In other embodiments, the bars are L-shaped or U-shaped. This results in a further increasing of stability. These bars form a triangle or a square in conjunction with the flexible printed circuit board 10.
In further embodiments, the printed circuit board is bent to a cylindrical form.
According to further embodiments second bars are provided, which are attached to the flexible printed circuit 10 at an angle to the first bars 22 to stiffen the flexible printed circuit board in a second axis, making it stable in two dimensions.
In other embodiments, reinforcement members are additionally provided on the flexible printed circuit board 10 to further increase the mechanical stability of the entire assembly. Particularly important are the locations on the assembly at which recesses have been provided, or at which various parts of printed circuit boards, or layers of insulating material, have been joined together. It is here that cracks or breaks predominantly form when mechanical stresses act on the entire assembly. The reinforcement members are provided additionally in order to avoid these.
It is of particular advantage for the reinforcement members to comprise a plastic material. Particularly expedient is the use of fiber-reinforced (glass fiber, carbon fiber, etc.) plastics.
Furthermore, it is of advantage for at least one of the reinforcement members to be incorporated into the assembly itself, preferably by pressing or casting.

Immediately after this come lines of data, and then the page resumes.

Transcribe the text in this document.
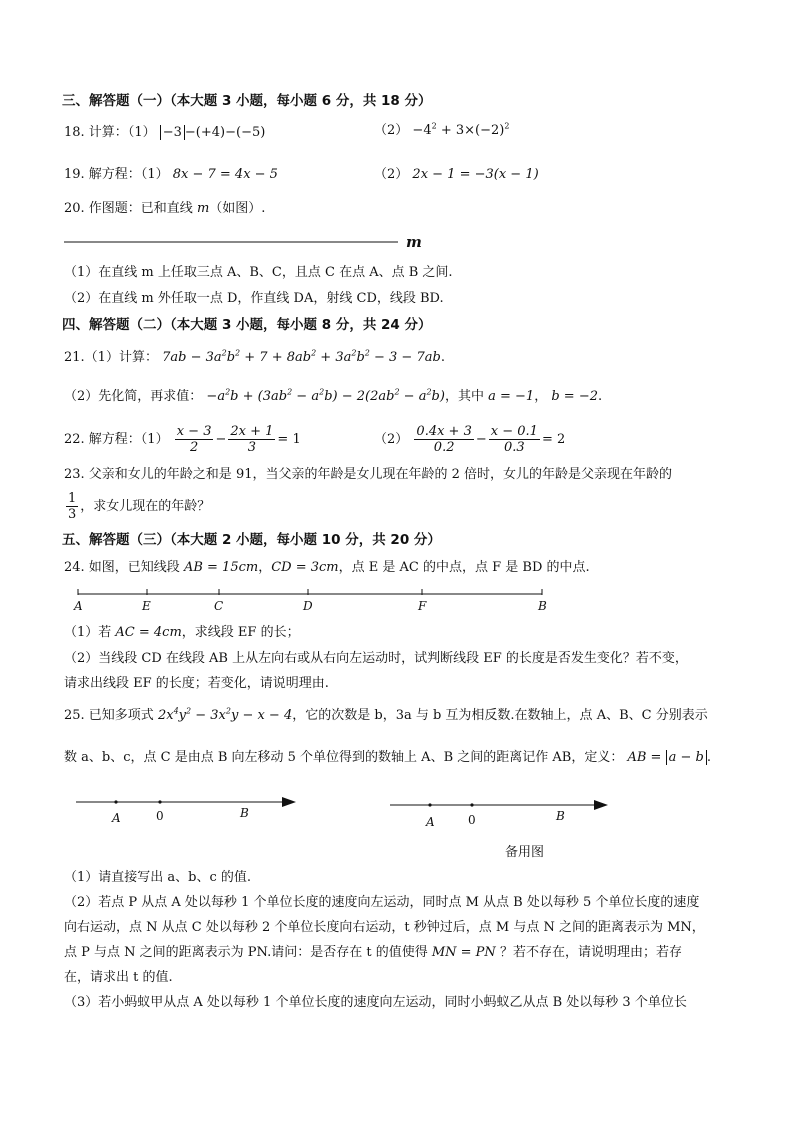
三、解答题（一）（本大题 3 小题，每小题 6 分，共 18 分）
18. 计算：（1） −3 −(+4)−(−5)	$(2) -4^2 + 3\times(-2)^2$
19. 解方程：（1） 8x − 7 = 4x − 5	（2） 2x − 1 = −3(x − 1)
20. 作图题：已和直线 m（如图）.
m
（1）在直线 m 上任取三点 A、B、C，且点 C 在点 A、点 B 之间.
（2）在直线 m 外任取一点 D，作直线 DA，射线 CD，线段 BD.
四、解答题（二）（本大题 3 小题，每小题 8 分，共 24 分）
21.（1）计算： $7ab - 3a^2b^2 + 7 + 8ab^2 + 3a^2b^2 - 3 - 7ab$.
（2）先化简，再求值： $-a^2b + (3ab^2 - a^2b) - 2(2ab^2 - a^2b)$，其中 a = −1， b = −2.
22. 解方程：$(1) \frac{x - 3}{2} - \frac{2x + 1}{3} = 1$	$(2) \frac{0.4x + 3}{0.2} - \frac{x - 0.1}{0.3} = 2$
23. 父亲和女儿的年龄之和是 91，当父亲的年龄是女儿现在年龄的 2 倍时，女儿的年龄是父亲现在年龄的
$\frac{1}{3}$ ，求女儿现在的年龄？
五、解答题（三）（本大题 2 小题，每小题 10 分，共 20 分）
24. 如图，已知线段 AB = 15cm，CD = 3cm，点 E 是 AC 的中点，点 F 是 BD 的中点.
A	E	C	D	F	B
（1）若 AC = 4cm，求线段 EF 的长；
（2）当线段 CD 在线段 AB 上从左向右或从右向左运动时，试判断线段 EF 的长度是否发生变化？若不变，
请求出线段 EF 的长度；若变化，请说明理由.
25. 已知多项式 $2x^4y^2 - 3x^2y - x - 4$，它的次数是 b，3a 与 b 互为相反数.在数轴上，点 A、B、C 分别表示
数 a、b、c，点 C 是由点 B 向左移动 5 个单位得到的数轴上 A、B 之间的距离记作 AB，定义： AB = a − b .
A	0	B
A	0	B
备用图
（1）请直接写出 a、b、c 的值.
（2）若点 P 从点 A 处以每秒 1 个单位长度的速度向左运动，同时点 M 从点 B 处以每秒 5 个单位长度的速度
向右运动，点 N 从点 C 处以每秒 2 个单位长度向右运动，t 秒钟过后，点 M 与点 N 之间的距离表示为 MN，
点 P 与点 N 之间的距离表示为 PN.请问：是否存在 t 的值使得 MN = PN ？若不存在，请说明理由；若存
在，请求出 t 的值.
（3）若小蚂蚁甲从点 A 处以每秒 1 个单位长度的速度向左运动，同时小蚂蚁乙从点 B 处以每秒 3 个单位长
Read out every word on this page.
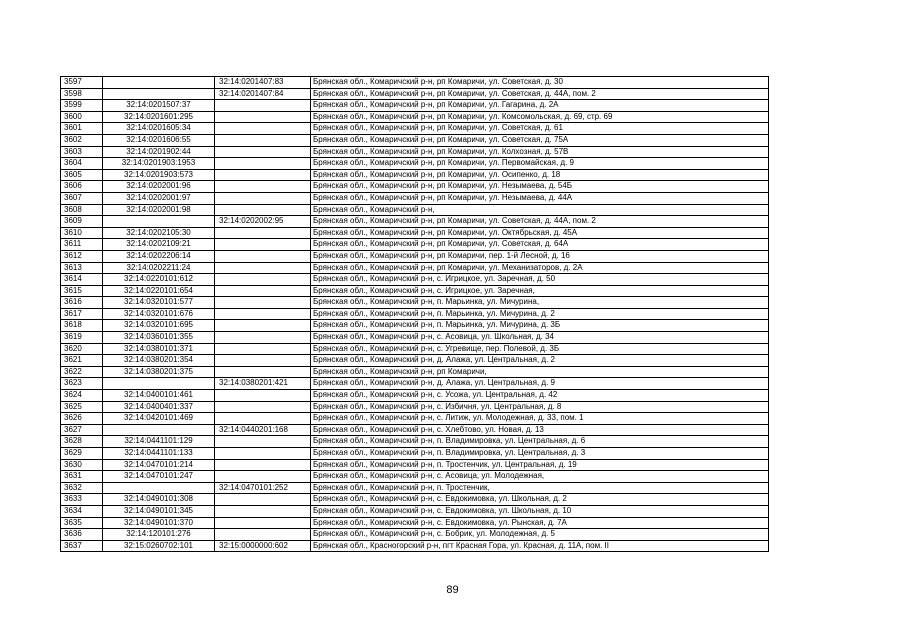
3597		32:14:0201407:83	Брянская обл., Комаричский р-н, рп Комаричи, ул. Советская, д. 30
3598		32:14:0201407:84	Брянская обл., Комаричский р-н, рп Комаричи, ул. Советская, д. 44А, пом. 2
3599	32:14:0201507:37		Брянская обл., Комаричский р-н, рп Комаричи, ул. Гагарина, д. 2А
3600	32:14:0201601:295		Брянская обл., Комаричский р-н, рп Комаричи, ул. Комсомольская, д. 69, стр. 69
3601	32:14:0201605:34		Брянская обл., Комаричский р-н, рп Комаричи, ул. Советская, д. 61
3602	32:14:0201606:55		Брянская обл., Комаричский р-н, рп Комаричи, ул. Советская, д. 75А
3603	32:14:0201902:44		Брянская обл., Комаричский р-н, рп Комаричи, ул. Колхозная, д. 57В
3604	32:14:0201903:1953		Брянская обл., Комаричский р-н, рп Комаричи, ул. Первомайская, д. 9
3605	32:14:0201903:573		Брянская обл., Комаричский р-н, рп Комаричи, ул. Осипенко, д. 18
3606	32:14:0202001:96		Брянская обл., Комаричский р-н, рп Комаричи, ул. Незымаева, д. 54Б
3607	32:14:0202001:97		Брянская обл., Комаричский р-н, рп Комаричи, ул. Незымаева, д. 44А
3608	32:14:0202001:98		Брянская обл., Комаричский р-н,
3609		32:14:0202002:95	Брянская обл., Комаричский р-н, рп Комаричи, ул. Советская, д. 44А, пом. 2
3610	32:14:0202105:30		Брянская обл., Комаричский р-н, рп Комаричи, ул. Октябрьская, д. 45А
3611	32:14:0202109:21		Брянская обл., Комаричский р-н, рп Комаричи, ул. Советская, д. 64А
3612	32:14:0202206:14		Брянская обл., Комаричский р-н, рп Комаричи, пер. 1-й Лесной, д. 16
3613	32:14:0202211:24		Брянская обл., Комаричский р-н, рп Комаричи, ул. Механизаторов, д. 2А
3614	32:14:0220101:612		Брянская обл., Комаричский р-н, с. Игрицкое, ул. Заречная, д. 50
3615	32:14:0220101:654		Брянская обл., Комаричский р-н, с. Игрицкое, ул. Заречная,
3616	32:14:0320101:577		Брянская обл., Комаричский р-н, п. Марьинка, ул. Мичурина,
3617	32:14:0320101:676		Брянская обл., Комаричский р-н, п. Марьинка, ул. Мичурина, д. 2
3618	32:14:0320101:695		Брянская обл., Комаричский р-н, п. Марьинка, ул. Мичурина, д. 3Б
3619	32:14:0360101:355		Брянская обл., Комаричский р-н, с. Асовица, ул. Школьная, д. 34
3620	32:14:0380101:371		Брянская обл., Комаричский р-н, с. Угревище, пер. Полевой, д. 3Б
3621	32:14:0380201:354		Брянская обл., Комаричский р-н, д. Алажа, ул. Центральная, д. 2
3622	32:14:0380201:375		Брянская обл., Комаричский р-н, рп Комаричи,
3623		32:14:0380201:421	Брянская обл., Комаричский р-н, д. Алажа, ул. Центральная, д. 9
3624	32:14:0400101:461		Брянская обл., Комаричский р-н, с. Усожа, ул. Центральная, д. 42
3625	32:14:0400401:337		Брянская обл., Комаричский р-н, с. Избичня, ул. Центральная, д. 8
3626	32:14:0420101:469		Брянская обл., Комаричский р-н, с. Литиж, ул. Молодежная, д. 33, пом. 1
3627		32:14:0440201:168	Брянская обл., Комаричский р-н, с. Хлебтово, ул. Новая, д. 13
3628	32:14:0441101:129		Брянская обл., Комаричский р-н, п. Владимировка, ул. Центральная, д. 6
3629	32:14:0441101:133		Брянская обл., Комаричский р-н, п. Владимировка, ул. Центральная, д. 3
3630	32:14:0470101:214		Брянская обл., Комаричский р-н, п. Тростенчик, ул. Центральная, д. 19
3631	32:14:0470101:247		Брянская обл., Комаричский р-н, с. Асовица, ул. Молодежная,
3632		32:14:0470101:252	Брянская обл., Комаричский р-н, п. Тростенчик,
3633	32:14:0490101:308		Брянская обл., Комаричский р-н, с. Евдокимовка, ул. Школьная, д. 2
3634	32:14:0490101:345		Брянская обл., Комаричский р-н, с. Евдокимовка, ул. Школьная, д. 10
3635	32:14:0490101:370		Брянская обл., Комаричский р-н, с. Евдокимовка, ул. Рынская, д. 7А
3636	32:14:120101:276		Брянская обл., Комаричский р-н, с. Бобрик, ул. Молодежная, д. 5
3637	32:15:0260702:101	32:15:0000000:602	Брянская обл., Красногорский р-н, пгт Красная Гора, ул. Красная, д. 11А, пом. II
89
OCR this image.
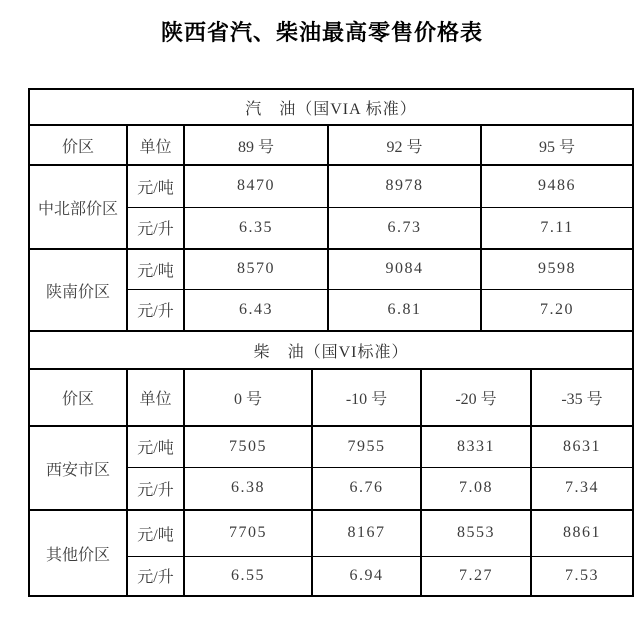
陕西省汽、柴油最高零售价格表
汽　油（国VIA 标准）				
价区	单位	89 号	92 号	95 号
中北部价区	元/吨	8470	8978	9486
	元/升	6.35	6.73	7.11
陕南价区	元/吨	8570	9084	9598
	元/升	6.43	6.81	7.20
柴　油（国VI标准）					
价区	单位	0 号	-10 号	-20 号	-35 号
西安市区	元/吨	7505	7955	8331	8631
	元/升	6.38	6.76	7.08	7.34
其他价区	元/吨	7705	8167	8553	8861
	元/升	6.55	6.94	7.27	7.53
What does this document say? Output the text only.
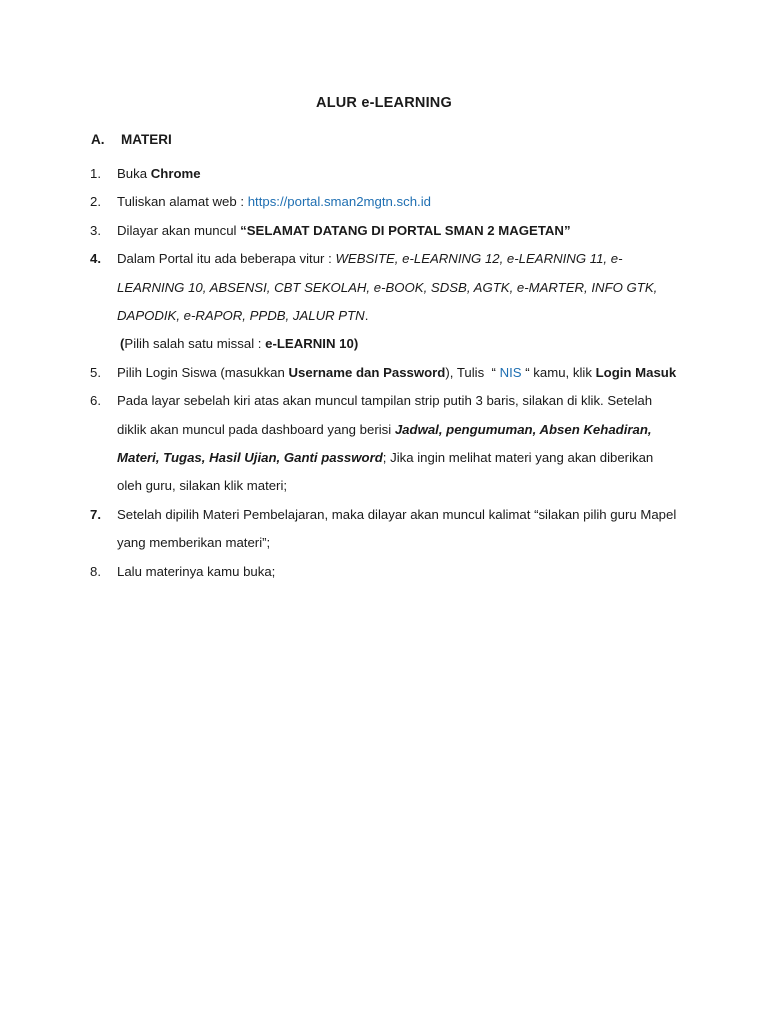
ALUR e-LEARNING
A. MATERI
1. Buka Chrome
2. Tuliskan alamat web : https://portal.sman2mgtn.sch.id
3. Dilayar akan muncul “SELAMAT DATANG DI PORTAL SMAN 2 MAGETAN”
4. Dalam Portal itu ada beberapa vitur : WEBSITE, e-LEARNING 12, e-LEARNING 11, e-LEARNING 10, ABSENSI, CBT SEKOLAH, e-BOOK, SDSB, AGTK, e-MARTER, INFO GTK, DAPODIK, e-RAPOR, PPDB, JALUR PTN.
(Pilih salah satu missal : e-LEARNIN 10)
5. Pilih Login Siswa (masukkan Username dan Password), Tulis  “ NIS “ kamu, klik Login Masuk
6. Pada layar sebelah kiri atas akan muncul tampilan strip putih 3 baris, silakan di klik. Setelah diklik akan muncul pada dashboard yang berisi Jadwal, pengumuman, Absen Kehadiran, Materi, Tugas, Hasil Ujian, Ganti password; Jika ingin melihat materi yang akan diberikan oleh guru, silakan klik materi;
7. Setelah dipilih Materi Pembelajaran, maka dilayar akan muncul kalimat “silakan pilih guru Mapel yang memberikan materi”;
8. Lalu materinya kamu buka;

It will be appreciated to those skilled in the art having the benefit of this disclosure that this invention is believed to provide an HF coil assembly for magnetic resonance imaging. Further modifications and alternative embodiments of various aspects of the invention will be apparent to those skilled in the art in view of this description. Accordingly, this description is to be construed as illustrative only and is for the purpose of teaching those skilled in the art the general manner of carrying out the invention. It is to be understood that the forms of the invention shown and described herein are to be taken as the presently preferred embodiments. Elements and materials may be substituted for those illustrated and described herein, parts and processes may be reversed, and certain features of the invention may be utilized independently, all as would be apparent to one skilled in the art after having the benefit of this description of the invention. Changes may be made in the elements described herein without departing from the spirit and scope of the invention as described in the following claims.